In 1985, Boris Becker was an unranked 17-year-old when he shocked the world and won Wimbledon.
After the tournament, his then-manager Ion Tiriac took him to Monaco, where he was living, checked him right into a hotel and had a chat with the brand new champion.
“[He said] ‘I’ll teach you the appropriate and wrongs of your life now, the implications of becoming the primary German, the youngest, the unseeded,’” Becker, now 55, recalls in “Boom! Boom! The World vs. Boris Becker” a two-part documentary that premiered Friday on Apple+.
The doc goes inside Becker’s meteoric rise and spectacular fall, which culminated in him spending eight months last 12 months in a UK prison cell for hiding money during bankruptcy proceedings.
“Every time there may be a little bit of a wind in my life it becomes a tornado,” Becker says within the film of the media’s insatiable interest in him.
John McEnroe, who also appears within the documentary, puts it more succinctly, saying Becker was “like Michael Jordan in Germany.”
The Teutonic star won six Grand Slam titles and an Olympic gold medal together with his explosive play and agile, acrobatic style. He excelled on grass, winning Wimbledon thrice — in 1985, 1986 and 1989 — and making it to the finals seven times.
In 1993, he married Barbara Feltus, a black model and clothier. The couple became each an emblem of progressive Germany and a goal of racist attacks.

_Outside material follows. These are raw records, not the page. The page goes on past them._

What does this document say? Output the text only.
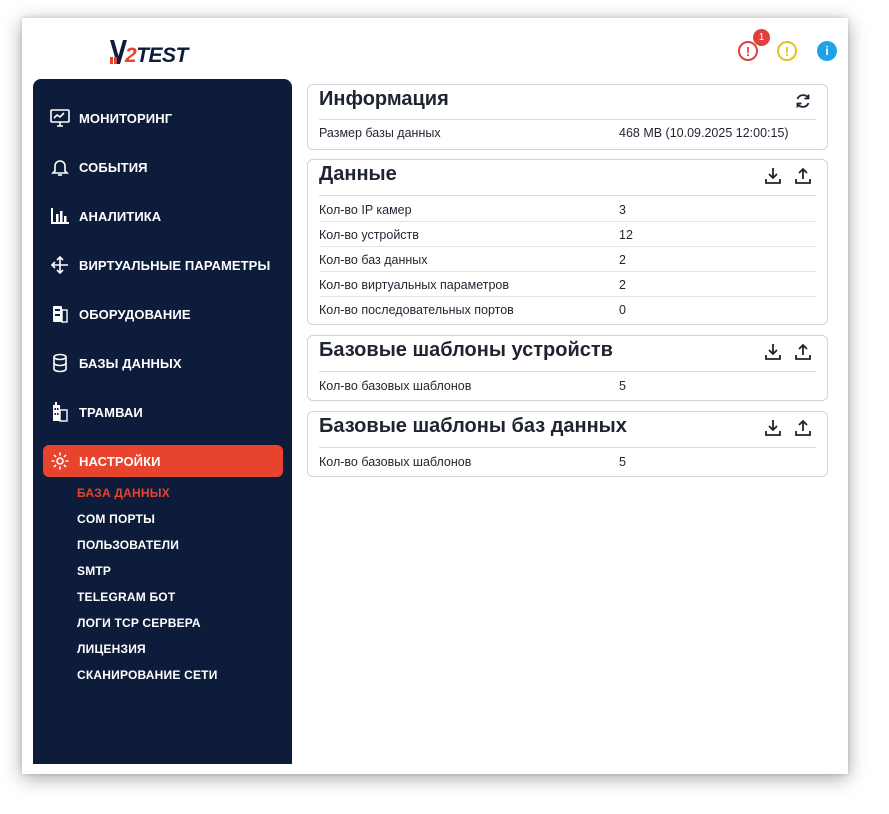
2TEST	!
1
!	i
МОНИТОРИНГ
СОБЫТИЯ
АНАЛИТИКА
ВИРТУАЛЬНЫЕ ПАРАМЕТРЫ
ОБОРУДОВАНИЕ
БАЗЫ ДАННЫХ
ТРАМВАИ
НАСТРОЙКИ
БАЗА ДАННЫХ
COM ПОРТЫ
ПОЛЬЗОВАТЕЛИ
SMTP
TELEGRAM БОТ
ЛОГИ TCP СЕРВЕРА
ЛИЦЕНЗИЯ
СКАНИРОВАНИЕ СЕТИ
Информация
Размер базы данных	468 MB (10.09.2025 12:00:15)
Данные
Кол-во IP камер	3
Кол-во устройств	12
Кол-во баз данных	2
Кол-во виртуальных параметров	2
Кол-во последовательных портов	0
Базовые шаблоны устройств
Кол-во базовых шаблонов	5
Базовые шаблоны баз данных
Кол-во базовых шаблонов	5
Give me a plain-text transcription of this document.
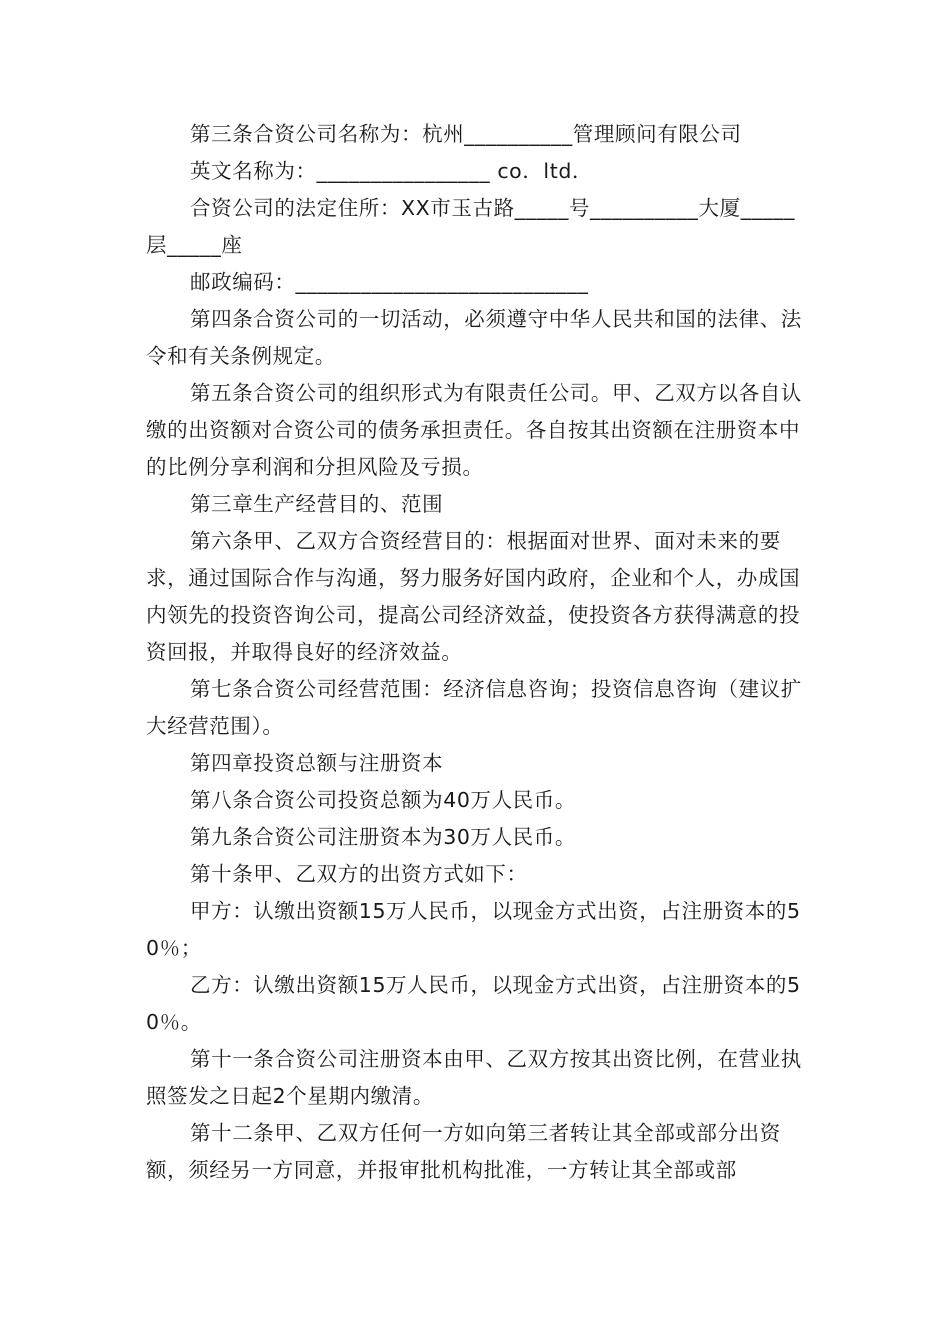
第三条合资公司名称为：杭州__________管理顾问有限公司

英文名称为：________________ co．ltd．

合资公司的法定住所：XX市玉古路_____号__________大厦_____层_____座

邮政编码：___________________________

第四条合资公司的一切活动，必须遵守中华人民共和国的法律、法令和有关条例规定。

第五条合资公司的组织形式为有限责任公司。甲、乙双方以各自认缴的出资额对合资公司的债务承担责任。各自按其出资额在注册资本中的比例分享利润和分担风险及亏损。

第三章生产经营目的、范围

第六条甲、乙双方合资经营目的：根据面对世界、面对未来的要求，通过国际合作与沟通，努力服务好国内政府，企业和个人，办成国内领先的投资咨询公司，提高公司经济效益，使投资各方获得满意的投资回报，并取得良好的经济效益。

第七条合资公司经营范围：经济信息咨询；投资信息咨询（建议扩大经营范围）。

第四章投资总额与注册资本

第八条合资公司投资总额为40万人民币。

第九条合资公司注册资本为30万人民币。

第十条甲、乙双方的出资方式如下：

甲方：认缴出资额15万人民币，以现金方式出资，占注册资本的50％；

乙方：认缴出资额15万人民币，以现金方式出资，占注册资本的50％。

第十一条合资公司注册资本由甲、乙双方按其出资比例，在营业执照签发之日起2个星期内缴清。

第十二条甲、乙双方任何一方如向第三者转让其全部或部分出资额，须经另一方同意，并报审批机构批准，一方转让其全部或部
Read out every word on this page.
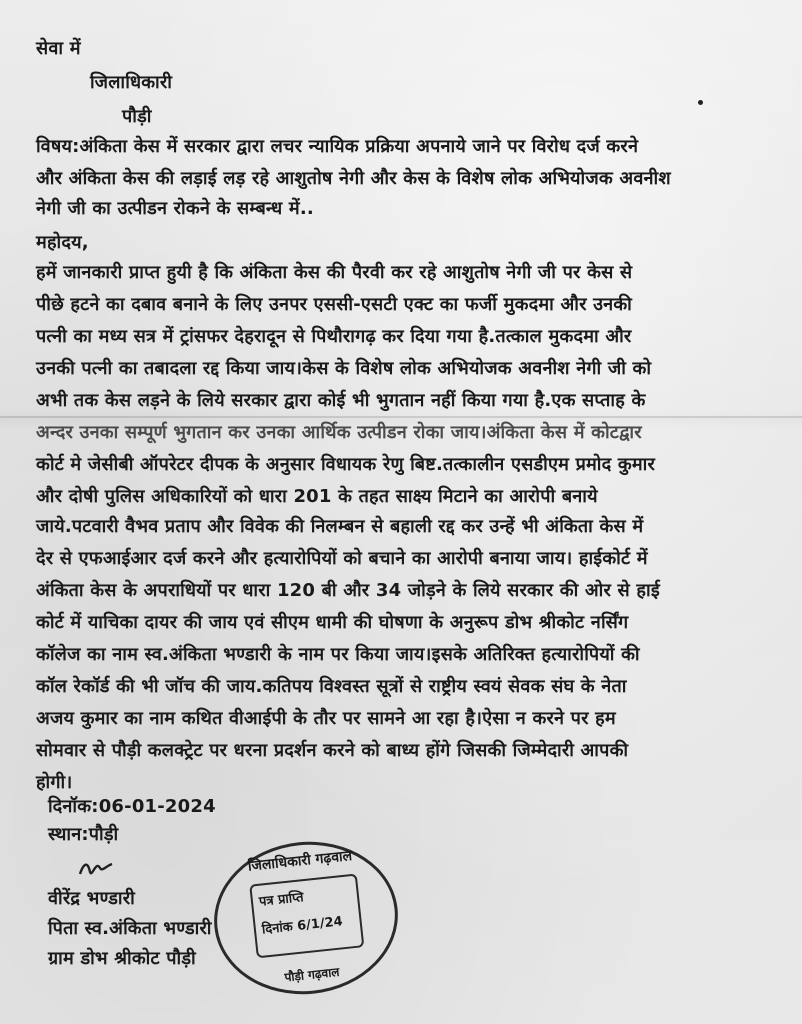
सेवा में
जिलाधिकारी
पौड़ी
विषय:अंकिता केस में सरकार द्वारा लचर न्यायिक प्रक्रिया अपनाये जाने पर विरोध दर्ज करने
और अंकिता केस की लड़ाई लड़ रहे आशुतोष नेगी और केस के विशेष लोक अभियोजक अवनीश
नेगी जी का उत्पीडन रोकने के सम्बन्ध में..
महोदय,
हमें जानकारी प्राप्त हुयी है कि अंकिता केस की पैरवी कर रहे आशुतोष नेगी जी पर केस से
पीछे हटने का दबाव बनाने के लिए उनपर एससी-एसटी एक्ट का फर्जी मुकदमा और उनकी
पत्नी का मध्य सत्र में ट्रांसफर देहरादून से पिथौरागढ़ कर दिया गया है.तत्काल मुकदमा और
उनकी पत्नी का तबादला रद्द किया जाय।केस के विशेष लोक अभियोजक अवनीश नेगी जी को
अभी तक केस लड़ने के लिये सरकार द्वारा कोई भी भुगतान नहीं किया गया है.एक सप्ताह के
अन्दर उनका सम्पूर्ण भुगतान कर उनका आर्थिक उत्पीडन रोका जाय।अंकिता केस में कोटद्वार
कोर्ट मे जेसीबी ऑपरेटर दीपक के अनुसार विधायक रेणु बिष्ट.तत्कालीन एसडीएम प्रमोद कुमार
और दोषी पुलिस अधिकारियों को धारा 201 के तहत साक्ष्य मिटाने का आरोपी बनाये
जाये.पटवारी वैभव प्रताप और विवेक की निलम्बन से बहाली रद्द कर उन्हें भी अंकिता केस में
देर से एफआईआर दर्ज करने और हत्यारोपियों को बचाने का आरोपी बनाया जाय। हाईकोर्ट में
अंकिता केस के अपराधियों पर धारा 120 बी और 34 जोड़ने के लिये सरकार की ओर से हाई
कोर्ट में याचिका दायर की जाय एवं सीएम धामी की घोषणा के अनुरूप डोभ श्रीकोट नर्सिंग
कॉलेज का नाम स्व.अंकिता भण्डारी के नाम पर किया जाय।इसके अतिरिक्त हत्यारोपियों की
कॉल रेकॉर्ड की भी जॉच की जाय.कतिपय विश्वस्त सूत्रों से राष्ट्रीय स्वयं सेवक संघ के नेता
अजय कुमार का नाम कथित वीआईपी के तौर पर सामने आ रहा है।ऐसा न करने पर हम
सोमवार से पौड़ी कलक्ट्रेट पर धरना प्रदर्शन करने को बाध्य होंगे जिसकी जिम्मेदारी आपकी
होगी।
दिनॉक:06-01-2024
स्थान:पौड़ी
वीरेंद्र भण्डारी
पिता स्व.अंकिता भण्डारी
ग्राम डोभ श्रीकोट पौड़ी
जिलाधिकारी गढ़वाल
पत्र प्राप्ति
दिनांक 6/1/24
पौड़ी गढ़वाल
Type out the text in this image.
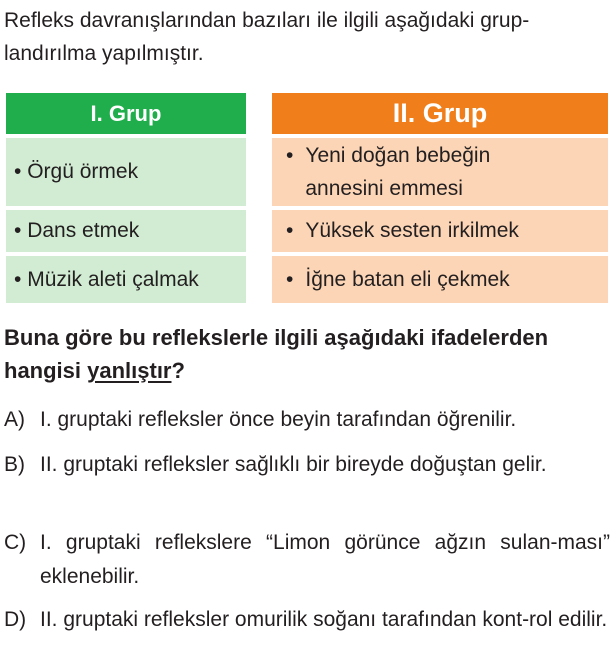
Refleks davranışlarından bazıları ile ilgili aşağıdaki grup-
landırılma yapılmıştır.
I. Grup
•
Örgü örmek
•
Dans etmek
•
Müzik aleti çalmak
II. Grup
• Yeni doğan bebeğin
annesini emmesi
• Yüksek sesten irkilmek
• İğne batan eli çekmek
Buna göre bu reflekslerle ilgili aşağıdaki ifadelerden hangisi yanlıştır?
A) I. gruptaki refleksler önce beyin tarafından öğrenilir.
B) II. gruptaki refleksler sağlıklı bir bireyde doğuştan gelir.
C) I. gruptaki reflekslere “Limon görünce ağzın sulan-ması” eklenebilir.
D) II. gruptaki refleksler omurilik soğanı tarafından kont-rol edilir.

In 1999, Becker was mourning the recent lack of his father when he lost within the fourth round in straight sets in Wimbledon. It was time to retire.
That night, he and pals went drinking at Nobu in London. Becker had a tryst with Russian model Angela Ermakova within the restaurant’s broom closet that resulted in a pregnancy.
Within the film, he recalls learning his love child was on the best way.
“She got here in, she had an enormous coat on. She took the coat off and she or he was heavily pregnant. You only can’t imagine it. The wake-up call got here very late,” he says of Ermakova.
The quickie would eventually lead the to breakdown of his marriage to Barbara, who was pregnant with their second child, Elias, on the time.
The couple divorced in 2001, and she or he got reportedly got $14.7 million and their Miami property.
Ermakova gave birth, to a lady named Anna, and Becker didn’t take responsibility until 2001 when she was 10 months old.
Financial problems plagued the fallen star within the years that followed, but there have been also brilliant spots. In 2009, he married Dutch model Lilly Kerssenberg, and the couple welcomed a son the next 12 months.
Starting in 2013, he spent three years coaching superstar Novak Djokovic.
But in 2017, he declared bankruptcy. He was ultimately convicted of hiding assets related to the insolvency, and, in 2022, sentenced to 2 and a half years in a UK prison.
He was released in December after serving eight months and deported from the UK.
“Prison life is a really dangerous place,” he told CNN of his experience. “I watched a pair of flicks beforehand just to organize myself somewhat bit, but I didn’t expect it like that. It’s very scary. It’s an actual punishment. I mean, prison’s presupposed to be that, nevertheless it’s an actual punishment taking away your freedom, your livelihood.
“The one currency you have got is your character and your personality — literally — and also you higher make friends with the strong boys because you would like protection, you would like a gaggle of folks that look out for you.”
But he told the Recent York Times that he won’t reveal the main points of what happened on the within.
“There’s a code of honor that you simply don’t discuss prison on the surface. I even have an excessive amount of respect for the inmates.”
Becker, who’s estranged from Lilly, said the experience has modified him.
“If prison doesn’t humble you, I don’t know what is going to. While you literally lose every thing and also you go into a extremely small cell for 231 days. If that doesn’t humble you, you’ve lost anyway.”
But he says this isn’t the last you’ll hear of him.
“That’s not the tip yet,” he says within the doc. “There’s going to be one other chapter.”